Shareholders vote overwhelmingly to change the company’s classified board status, which features various members serving staggered terms of differing lengths, into a standard structure in which members come up for vote every year. While non-binding, the vote could leave Netflix more open to takeover.

Netflix

Netflix shareholders voted overwhelmingly last week to change the way the company’s board is structured, potentially leaving the company more vulnerable to takeover.

In a filing to the Securities and Exchange Commission dated June 1, shareholders voted 26.8 million in favor vs. nearly 9 million opposed to change the board from what is known as a classified structure.

A classified board means that board members serve unequal, overlapping terms as opposed to having all members come up for re-election at the same time each year.

While non-binding, the strength of the vote will put pressure on Netflix’s board to adopt the measure.

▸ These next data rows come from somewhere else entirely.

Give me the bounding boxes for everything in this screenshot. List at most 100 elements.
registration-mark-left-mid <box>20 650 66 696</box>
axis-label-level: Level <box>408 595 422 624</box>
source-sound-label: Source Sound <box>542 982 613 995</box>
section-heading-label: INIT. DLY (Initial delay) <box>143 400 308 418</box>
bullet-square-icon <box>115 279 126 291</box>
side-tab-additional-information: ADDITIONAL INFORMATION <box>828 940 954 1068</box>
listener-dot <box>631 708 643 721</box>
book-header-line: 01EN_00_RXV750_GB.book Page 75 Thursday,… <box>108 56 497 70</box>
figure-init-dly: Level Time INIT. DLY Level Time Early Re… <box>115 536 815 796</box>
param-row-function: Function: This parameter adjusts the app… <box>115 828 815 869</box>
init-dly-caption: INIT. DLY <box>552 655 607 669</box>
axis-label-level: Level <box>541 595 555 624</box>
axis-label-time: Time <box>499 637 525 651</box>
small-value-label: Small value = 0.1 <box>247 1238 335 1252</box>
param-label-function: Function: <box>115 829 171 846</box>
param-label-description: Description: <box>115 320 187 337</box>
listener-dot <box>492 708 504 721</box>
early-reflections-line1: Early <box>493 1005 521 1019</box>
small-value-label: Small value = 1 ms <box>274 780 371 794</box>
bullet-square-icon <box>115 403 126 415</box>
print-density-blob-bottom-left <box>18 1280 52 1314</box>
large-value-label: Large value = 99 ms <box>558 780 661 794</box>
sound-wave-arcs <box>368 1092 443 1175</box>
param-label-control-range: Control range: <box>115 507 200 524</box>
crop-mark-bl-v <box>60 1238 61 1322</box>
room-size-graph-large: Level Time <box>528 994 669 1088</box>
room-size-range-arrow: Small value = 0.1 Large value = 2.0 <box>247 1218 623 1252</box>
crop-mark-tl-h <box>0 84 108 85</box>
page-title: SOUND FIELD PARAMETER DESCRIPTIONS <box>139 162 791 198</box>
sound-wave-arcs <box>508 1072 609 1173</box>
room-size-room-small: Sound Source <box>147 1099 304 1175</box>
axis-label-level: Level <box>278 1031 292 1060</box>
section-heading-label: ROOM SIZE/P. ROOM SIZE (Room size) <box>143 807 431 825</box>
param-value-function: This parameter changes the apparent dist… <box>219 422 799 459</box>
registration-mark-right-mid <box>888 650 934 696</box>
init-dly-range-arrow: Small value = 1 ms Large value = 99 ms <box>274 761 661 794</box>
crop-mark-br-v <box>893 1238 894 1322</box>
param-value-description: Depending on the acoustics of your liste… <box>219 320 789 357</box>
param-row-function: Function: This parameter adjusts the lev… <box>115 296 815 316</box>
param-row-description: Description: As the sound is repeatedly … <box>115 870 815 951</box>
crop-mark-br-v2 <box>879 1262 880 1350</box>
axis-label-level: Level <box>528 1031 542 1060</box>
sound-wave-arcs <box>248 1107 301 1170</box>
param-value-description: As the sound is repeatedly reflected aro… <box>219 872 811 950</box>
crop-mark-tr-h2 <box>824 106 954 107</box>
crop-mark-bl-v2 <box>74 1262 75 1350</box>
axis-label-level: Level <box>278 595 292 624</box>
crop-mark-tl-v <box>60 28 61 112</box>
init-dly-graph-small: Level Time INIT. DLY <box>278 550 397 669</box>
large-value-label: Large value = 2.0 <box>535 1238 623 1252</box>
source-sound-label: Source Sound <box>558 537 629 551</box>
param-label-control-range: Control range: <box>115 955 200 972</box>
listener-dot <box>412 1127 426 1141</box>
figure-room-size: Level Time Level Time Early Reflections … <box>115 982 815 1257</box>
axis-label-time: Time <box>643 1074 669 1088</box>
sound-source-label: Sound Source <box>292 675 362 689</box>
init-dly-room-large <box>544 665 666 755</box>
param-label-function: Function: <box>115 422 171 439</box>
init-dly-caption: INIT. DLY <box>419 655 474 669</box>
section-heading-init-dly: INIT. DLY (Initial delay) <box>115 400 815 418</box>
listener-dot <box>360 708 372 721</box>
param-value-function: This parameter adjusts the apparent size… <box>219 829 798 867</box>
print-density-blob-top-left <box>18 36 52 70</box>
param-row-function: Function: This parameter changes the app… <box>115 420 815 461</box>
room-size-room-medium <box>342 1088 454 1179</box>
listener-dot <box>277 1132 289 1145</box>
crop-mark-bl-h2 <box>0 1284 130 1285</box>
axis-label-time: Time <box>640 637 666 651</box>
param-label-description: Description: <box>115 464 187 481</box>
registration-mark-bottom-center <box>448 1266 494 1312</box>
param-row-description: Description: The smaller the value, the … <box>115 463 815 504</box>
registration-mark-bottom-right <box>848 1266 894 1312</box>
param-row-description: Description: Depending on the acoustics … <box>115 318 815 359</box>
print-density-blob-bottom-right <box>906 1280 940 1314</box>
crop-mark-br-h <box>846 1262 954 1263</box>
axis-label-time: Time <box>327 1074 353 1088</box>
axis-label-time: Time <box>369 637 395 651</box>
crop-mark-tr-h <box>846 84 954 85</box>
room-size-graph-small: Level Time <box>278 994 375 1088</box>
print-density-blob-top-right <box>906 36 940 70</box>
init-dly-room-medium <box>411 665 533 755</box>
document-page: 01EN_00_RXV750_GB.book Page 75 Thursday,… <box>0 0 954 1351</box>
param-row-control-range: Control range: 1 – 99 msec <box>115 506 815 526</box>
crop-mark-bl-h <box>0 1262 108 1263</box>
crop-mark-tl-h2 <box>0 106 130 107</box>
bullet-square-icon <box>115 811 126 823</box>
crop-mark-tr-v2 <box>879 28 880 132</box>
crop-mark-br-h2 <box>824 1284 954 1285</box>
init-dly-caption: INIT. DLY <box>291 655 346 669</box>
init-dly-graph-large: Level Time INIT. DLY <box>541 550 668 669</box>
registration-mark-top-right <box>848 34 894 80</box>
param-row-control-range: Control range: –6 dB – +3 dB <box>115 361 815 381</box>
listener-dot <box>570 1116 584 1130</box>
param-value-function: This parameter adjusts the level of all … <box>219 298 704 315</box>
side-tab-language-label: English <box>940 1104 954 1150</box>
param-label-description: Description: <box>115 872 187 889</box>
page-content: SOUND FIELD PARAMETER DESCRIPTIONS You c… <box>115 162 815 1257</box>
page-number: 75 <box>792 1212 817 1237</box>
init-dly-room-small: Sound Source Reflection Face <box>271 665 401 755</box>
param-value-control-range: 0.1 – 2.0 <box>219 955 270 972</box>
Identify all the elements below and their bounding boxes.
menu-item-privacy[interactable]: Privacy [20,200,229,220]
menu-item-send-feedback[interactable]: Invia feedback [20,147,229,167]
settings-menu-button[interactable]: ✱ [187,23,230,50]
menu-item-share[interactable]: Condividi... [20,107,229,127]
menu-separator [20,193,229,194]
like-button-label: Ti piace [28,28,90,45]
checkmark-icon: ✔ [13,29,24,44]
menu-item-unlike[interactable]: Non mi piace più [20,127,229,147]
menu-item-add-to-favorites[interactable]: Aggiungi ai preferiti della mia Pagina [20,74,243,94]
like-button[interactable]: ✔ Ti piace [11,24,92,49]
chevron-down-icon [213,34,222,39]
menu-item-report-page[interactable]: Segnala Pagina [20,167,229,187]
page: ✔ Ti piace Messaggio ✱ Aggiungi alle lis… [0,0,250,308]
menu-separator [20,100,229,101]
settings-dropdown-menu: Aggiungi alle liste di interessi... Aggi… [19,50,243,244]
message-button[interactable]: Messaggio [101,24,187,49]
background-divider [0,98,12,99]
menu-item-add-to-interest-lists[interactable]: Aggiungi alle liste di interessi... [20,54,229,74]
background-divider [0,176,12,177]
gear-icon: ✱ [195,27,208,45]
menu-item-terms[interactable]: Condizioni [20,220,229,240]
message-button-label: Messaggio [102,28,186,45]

With Netflix founder and CEO having stated his preference to keep Netflix independent, the company had urged shareholders for a no vote.

Netflix shareholders also voted yes on a measure to make the convening of special shareholder meetings easier to conduct — Netflix asked shareholders to shoot that measure down, too, but it passed with a vote of 19.1 million to 16.7 million.

Also, shareholders voted overwhelmingly — 31.4 million to 4.5 million — to re-elect Richard Barton to the board. The founder of real-estate site Zillow has been a Netflix director since 2002.

The fact that shareholders voted for change probably isn’t surprising, given the huge swings Netflix’s stock price has endured in the last 11 months.